Forgetting as often as I did, one day shortly before I left, I finally remembered. And, without difficulty, I found the prayer online and printed it so that I could have it close at hand.
As I started packing my things, a little voice within instructed me to take the prayer with me to the hermitage.
And so I did.
Many things happen every time I go to the hermitage, some delightful and some not so easy or pleasant. But there is always growth in this holy place of God’s love.
Soon after I arrived, I became aware that I was to learn this prayer by heart. I do not often try to memorize things anymore. I am grateful not to be in school, with exams always around the corner. Looking up information when I need it works well these days.
And my aging brain is grateful – for it has become much more effortful to commit things to memory than it used to be.
(I discovered this a few months ago when it occurred to me that I didn’t know the names of the twelve apostles.
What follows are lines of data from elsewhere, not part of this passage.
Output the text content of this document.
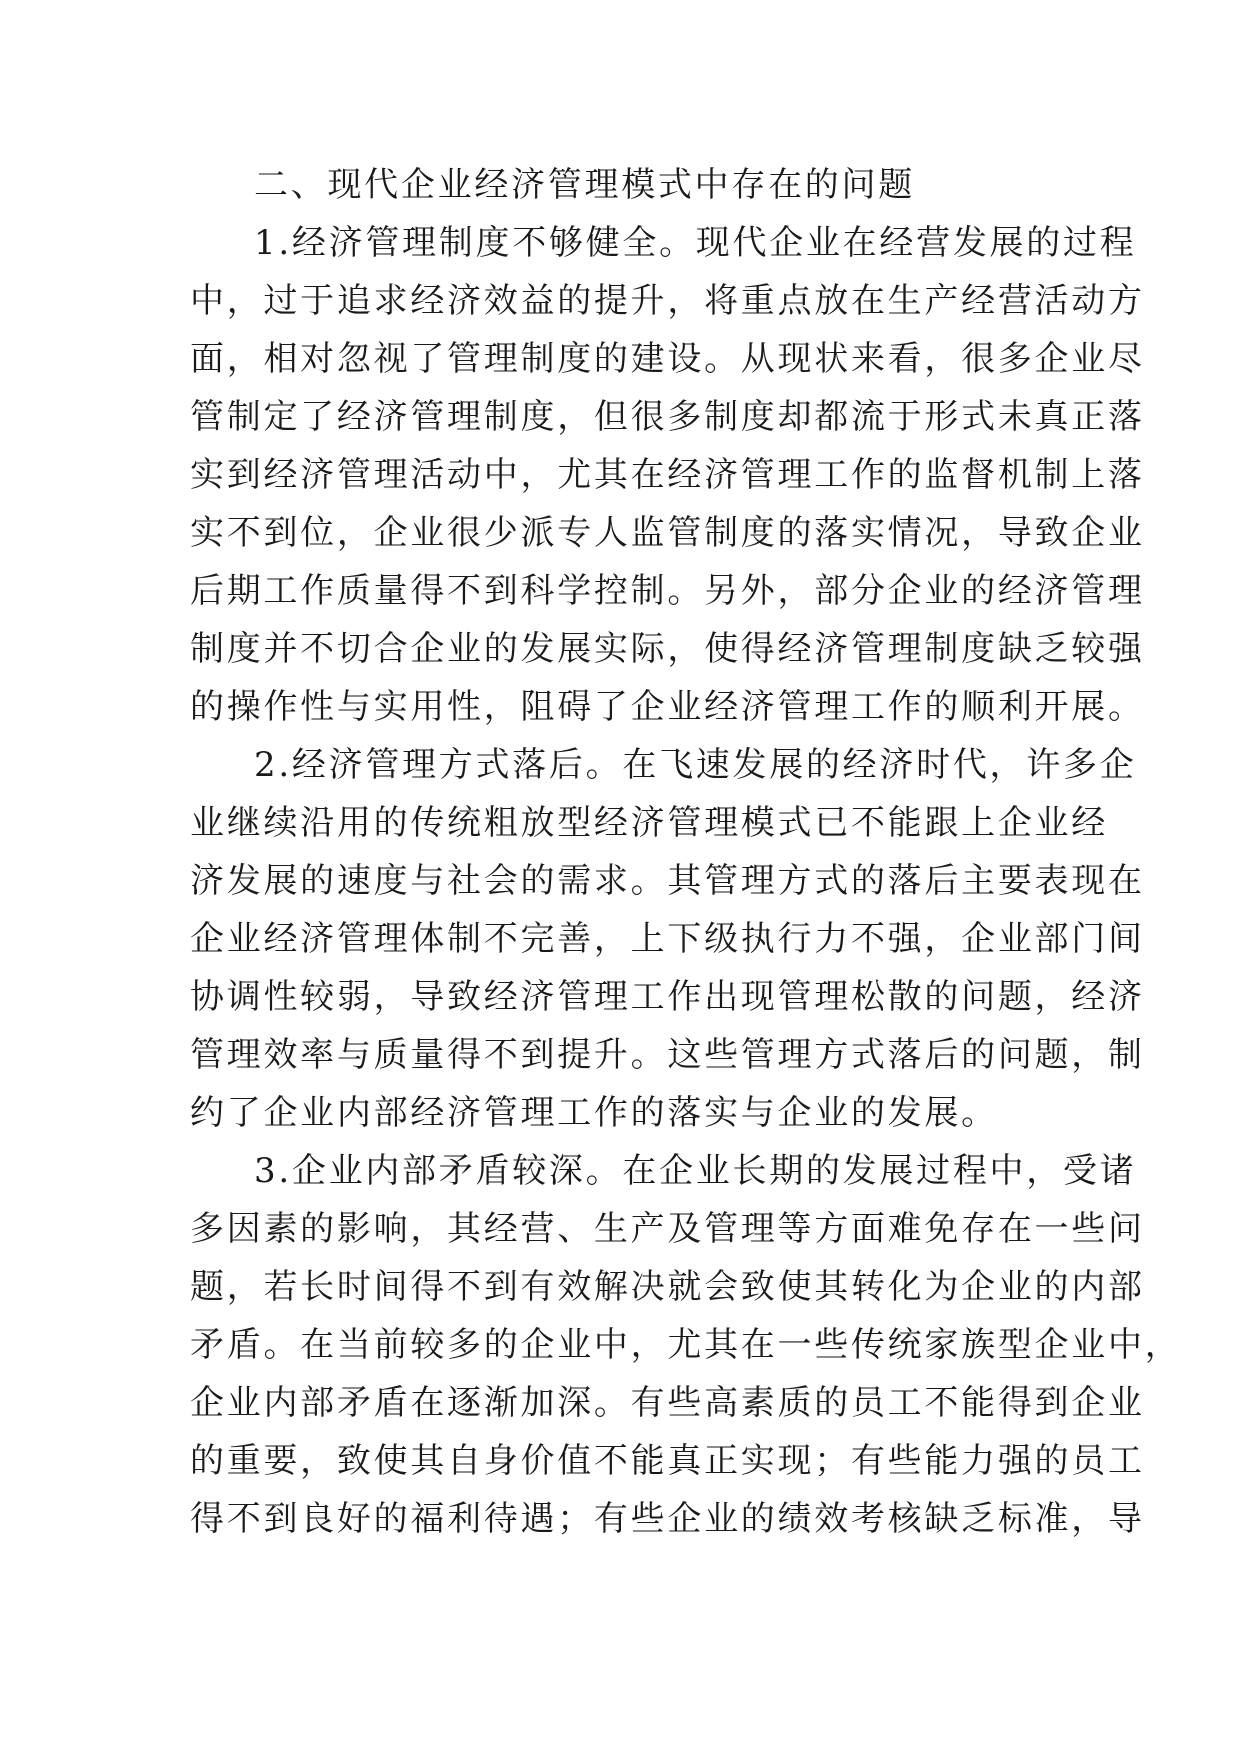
二、现代企业经济管理模式中存在的问题
1.经济管理制度不够健全。现代企业在经营发展的过程
中，过于追求经济效益的提升，将重点放在生产经营活动方
面，相对忽视了管理制度的建设。从现状来看，很多企业尽
管制定了经济管理制度，但很多制度却都流于形式未真正落
实到经济管理活动中，尤其在经济管理工作的监督机制上落
实不到位，企业很少派专人监管制度的落实情况，导致企业
后期工作质量得不到科学控制。另外，部分企业的经济管理
制度并不切合企业的发展实际，使得经济管理制度缺乏较强
的操作性与实用性，阻碍了企业经济管理工作的顺利开展。
2.经济管理方式落后。在飞速发展的经济时代，许多企
业继续沿用的传统粗放型经济管理模式已不能跟上企业经
济发展的速度与社会的需求。其管理方式的落后主要表现在
企业经济管理体制不完善，上下级执行力不强，企业部门间
协调性较弱，导致经济管理工作出现管理松散的问题，经济
管理效率与质量得不到提升。这些管理方式落后的问题，制
约了企业内部经济管理工作的落实与企业的发展。
3.企业内部矛盾较深。在企业长期的发展过程中，受诸
多因素的影响，其经营、生产及管理等方面难免存在一些问
题，若长时间得不到有效解决就会致使其转化为企业的内部
矛盾。在当前较多的企业中，尤其在一些传统家族型企业中，
企业内部矛盾在逐渐加深。有些高素质的员工不能得到企业
的重要，致使其自身价值不能真正实现；有些能力强的员工
得不到良好的福利待遇；有些企业的绩效考核缺乏标准，导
I was a bit disturbed to realize that, as a lifelong Christian, I couldn’t list them. So I set out to memorize the twelve names. It’s a little embarrassing to say how long it took to get them all reliably into my long-term memory…)
In any event, I discovered a copy of the prayer at worldprayers.org and it was broken into stanzas. So I began my labor, one stanza at a time. At various intervals during the day, I would repeat the words of the stanza I was on, checking to make sure that I had the wording just right.
It’s funny how something so seemingly simple can be such a challenge. I might be in the middle of reciting it to myself when I would stop and wonder, was it “shall” or “will”? And so on, with each little turn of phrase, thinking I had it correct, only to discover that I was off by a word or two.
But this was good. Because I knew what God was up to.
Some sources say that the origin of the idiom, to “learn by heart”, stems from the ancients’ confusion about which body organ involves learning. Because the heart is such a vital and central organ, it was assumed to be the center of knowledge.
Of course, science now tells us that the brain, not the heart, is the organ that stores data for us. This is indisputable.
But God was using this exercise of my brain to teach my heart. Relentlessly, He was pressing me to learn this prayer, not only with my mind but with the depths of my being.
He is calling me to make this prayer part of who I am.
The prayer, “Radiating Christ”, was composed by John Henry Cardinal Newman but is probably best known for being a favorite of St. Teresa of Calcutta (Mother Teresa).
I have transcribed the prayer for you below, from memory, correcting a few small errors. Every time I think I have it, I find that one or two little words were not recalled just right.
It is good to be so humbled. For as my heart continues its learning of the prayer, surely many, many more errors will need correcting.
May it be so, by the grace of our Lord Jesus Christ.
(by John Henry Cardinal Newman)
Dear Jesus, help me to spread Your fragrance everywhere I go.
Flood my soul with Your spirit and life.
Penetrate and possess my whole being so utterly,
That my life may only be a radiance of Yours.
Shine through me and be so in me
That every soul I come in contact with
May feel Your presence in my soul.
Let them look up and see no longer me, but only Jesus!
Stay with me and then I shall begin to shine as You shine,
So to shine as to be a light to others;
The light, O Jesus, will be all from You; none of it will be mine.
It will be You, shining on others through me.
Let me thus praise You the way You love best, by shining on those around me.
Let me preach You without preaching, not by words but by my example,
By the catching force of the sympathetic influence of what I do,
The evident fullness of the love my heart bears to You.